Google Flu Trends, which has successfully tracked seasonal flu outbreaks by monitoring the words people enter into the search engine, appears to have gotten it wrong this season.
Knowing that there has been a surge in the number of people in a particular geographical area who are searching for information about flu symptoms, flu treatments or complain about flu-(like) symptoms can help to spot epidemics before they develop.
The same could be said for observing patterns on social media platforms like Twitter and Facebook. If a topic like ‘flu’ or ‘fever’ is being widely discussed, this can be observed in real time. In theory, this presents an opportunity to step up public health interventions – such as immunisation awareness campaigns – before an outbreak has peaked.
The major benefit of incorporating information from search engine or social media activity is speed.
Traditional disease surveillance relies on networks of hospitals and family doctors reporting to a central system which uses the available data to report on flu outbreaks. The trouble with this method is that it can be slow, taking two weeks to collect, digest and respond to trends.
So, monitoring online behaviour can quickly offer considerable detail in terms of the location – and even age groups – worst affected by epidemics like the flu. The question for search engines and social media tools is whether they can claim to be as accurate as the established way of collecting data.
The signal and the noise
From the beginning, there has been plenty of scepticism about tapping into online trends and using this data as a flu-tracking tool.

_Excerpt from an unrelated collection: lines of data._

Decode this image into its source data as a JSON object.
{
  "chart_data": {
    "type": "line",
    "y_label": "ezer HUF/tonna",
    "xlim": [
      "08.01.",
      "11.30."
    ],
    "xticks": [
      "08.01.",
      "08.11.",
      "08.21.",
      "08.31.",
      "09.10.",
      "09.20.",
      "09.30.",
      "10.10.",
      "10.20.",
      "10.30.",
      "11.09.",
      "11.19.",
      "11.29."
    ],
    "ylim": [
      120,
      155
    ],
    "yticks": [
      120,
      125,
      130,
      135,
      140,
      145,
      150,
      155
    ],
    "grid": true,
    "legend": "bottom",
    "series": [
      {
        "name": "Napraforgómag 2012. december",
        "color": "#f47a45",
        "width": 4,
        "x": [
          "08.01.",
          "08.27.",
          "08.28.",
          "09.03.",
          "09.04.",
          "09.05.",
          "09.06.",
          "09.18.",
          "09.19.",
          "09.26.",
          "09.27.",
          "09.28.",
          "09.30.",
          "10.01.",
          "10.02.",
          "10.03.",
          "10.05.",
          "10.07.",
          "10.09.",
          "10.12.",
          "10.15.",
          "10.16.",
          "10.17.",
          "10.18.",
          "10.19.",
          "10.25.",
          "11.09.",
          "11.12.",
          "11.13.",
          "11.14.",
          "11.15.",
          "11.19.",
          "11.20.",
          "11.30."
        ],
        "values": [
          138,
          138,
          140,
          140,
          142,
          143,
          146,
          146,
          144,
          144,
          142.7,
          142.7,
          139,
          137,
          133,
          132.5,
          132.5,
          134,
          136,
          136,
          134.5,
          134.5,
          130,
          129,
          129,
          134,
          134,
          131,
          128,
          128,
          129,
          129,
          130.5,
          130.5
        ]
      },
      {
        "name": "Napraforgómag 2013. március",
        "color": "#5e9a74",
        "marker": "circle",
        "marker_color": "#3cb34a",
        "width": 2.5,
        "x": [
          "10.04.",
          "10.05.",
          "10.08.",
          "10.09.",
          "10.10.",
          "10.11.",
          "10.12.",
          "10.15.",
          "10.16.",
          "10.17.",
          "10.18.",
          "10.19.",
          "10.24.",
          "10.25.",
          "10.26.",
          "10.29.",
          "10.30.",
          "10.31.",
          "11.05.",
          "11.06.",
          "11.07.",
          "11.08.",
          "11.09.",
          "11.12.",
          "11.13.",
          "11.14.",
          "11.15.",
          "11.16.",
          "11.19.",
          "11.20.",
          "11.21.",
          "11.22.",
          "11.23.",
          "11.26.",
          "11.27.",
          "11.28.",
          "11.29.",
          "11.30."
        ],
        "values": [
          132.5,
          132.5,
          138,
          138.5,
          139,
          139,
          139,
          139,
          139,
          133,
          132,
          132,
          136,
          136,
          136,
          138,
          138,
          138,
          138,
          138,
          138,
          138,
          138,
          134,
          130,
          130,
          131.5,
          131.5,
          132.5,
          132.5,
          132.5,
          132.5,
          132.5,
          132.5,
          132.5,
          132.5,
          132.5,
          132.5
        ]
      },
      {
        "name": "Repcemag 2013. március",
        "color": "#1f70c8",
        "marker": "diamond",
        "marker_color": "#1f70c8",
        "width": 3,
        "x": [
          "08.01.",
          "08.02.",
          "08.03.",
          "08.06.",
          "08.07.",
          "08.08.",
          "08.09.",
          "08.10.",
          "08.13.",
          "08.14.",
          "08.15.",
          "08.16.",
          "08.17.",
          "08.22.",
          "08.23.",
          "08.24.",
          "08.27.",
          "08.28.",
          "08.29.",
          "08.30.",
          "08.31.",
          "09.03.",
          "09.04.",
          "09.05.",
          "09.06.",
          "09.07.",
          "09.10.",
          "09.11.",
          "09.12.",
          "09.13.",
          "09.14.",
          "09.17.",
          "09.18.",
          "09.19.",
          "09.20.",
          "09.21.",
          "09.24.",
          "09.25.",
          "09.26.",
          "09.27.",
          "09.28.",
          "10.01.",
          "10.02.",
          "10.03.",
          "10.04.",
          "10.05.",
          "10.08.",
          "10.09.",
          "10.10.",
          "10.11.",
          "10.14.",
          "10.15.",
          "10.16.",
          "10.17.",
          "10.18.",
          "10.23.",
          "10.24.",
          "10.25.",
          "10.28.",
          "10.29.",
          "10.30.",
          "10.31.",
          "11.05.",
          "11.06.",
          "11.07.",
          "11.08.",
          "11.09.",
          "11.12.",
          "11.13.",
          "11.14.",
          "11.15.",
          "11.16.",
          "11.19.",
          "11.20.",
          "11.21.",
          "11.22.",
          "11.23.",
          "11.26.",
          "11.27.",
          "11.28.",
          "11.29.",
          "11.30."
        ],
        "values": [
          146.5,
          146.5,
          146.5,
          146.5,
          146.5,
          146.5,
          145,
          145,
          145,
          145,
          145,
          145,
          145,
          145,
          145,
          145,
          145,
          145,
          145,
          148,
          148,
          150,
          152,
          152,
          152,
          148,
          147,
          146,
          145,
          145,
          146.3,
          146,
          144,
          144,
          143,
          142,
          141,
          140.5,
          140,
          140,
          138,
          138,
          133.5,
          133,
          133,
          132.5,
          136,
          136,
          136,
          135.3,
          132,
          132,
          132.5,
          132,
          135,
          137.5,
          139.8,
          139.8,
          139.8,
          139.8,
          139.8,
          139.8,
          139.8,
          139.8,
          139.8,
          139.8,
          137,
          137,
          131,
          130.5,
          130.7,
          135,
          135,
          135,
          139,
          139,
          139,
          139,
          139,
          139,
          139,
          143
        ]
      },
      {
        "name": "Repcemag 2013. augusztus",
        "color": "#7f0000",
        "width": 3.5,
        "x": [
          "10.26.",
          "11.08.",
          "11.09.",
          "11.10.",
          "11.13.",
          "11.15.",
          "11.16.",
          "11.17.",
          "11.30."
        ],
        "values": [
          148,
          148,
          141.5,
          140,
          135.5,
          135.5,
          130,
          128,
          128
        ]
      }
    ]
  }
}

In previous years, Google Flu Trends had more or less matched the official US data on influenza patterns – the only difference being that Google’s data was available before the traditional, methodical reports from health authorities.
However, critics have said that Google Flu Trends appears to be least reliable when activity is highest. The problem, they say, is that even small outbreaks can lead to panic-fuelled increases in online flu-related activity.
This year’s flu season in the US has reportedly been more severe than usual, prompting a spike in media coverage and – perhaps – a disproportionate rise in the number of people searching online for influenza-related information.
For example, a genuine outbreak of a severe strain of flu in New York prompted officials to declare a ‘public health emergency’. The epidemic was real. But the publicity led to a huge rise in Google searches for information about influenza which was not reflected in the figures produced by health authorities.
Twitter too has come in for criticism. While it may be possible to pick up local outbreaks of disease – or even to pin-point rising vaccine-hesitancy in certain communities – results based on Twitter or Facebook activity are naturally skewed towards younger and better off segments of the population.
This poses particular challenges when it comes to measuring influenza outbreaks given that one of the key risk groups for severe complications of flu is older people – a group generally less likely to be as well represented on Twitter as people in their 20s or 30s.
Still, while this may be a setback for the Google Flu Trends project, it must be noted that online ‘listening’ tools are becoming increasingly sophisticated. 10 years ago Twitter and Facebook did not exist and few could have foreseen any role for search engines in disease surveillance. But their power is causing health authorities to sit up and take notice.
The challenge now is one of noise reduction: how can public panic be accounted for when trying to measure disease outbreaks?
Updating the disease surveillance system to incorporate social media listening tools and crowd-sourced disease reporting – where individuals voluntarily report their own illness – remains an almost inevitable development.
As more people contribute to sites such as Health Map, Sick Weather, Crowd Breaks and Flu Near You, the data becomes ever more accurate. Health authorities are taking this seriously while trying to figure out how much weight to give the data.
In a world when real-time communications produces masses of freely available data, waiting two weeks to reflect on disease outbreaks seems rather difficult to accept given the scope for early intervention.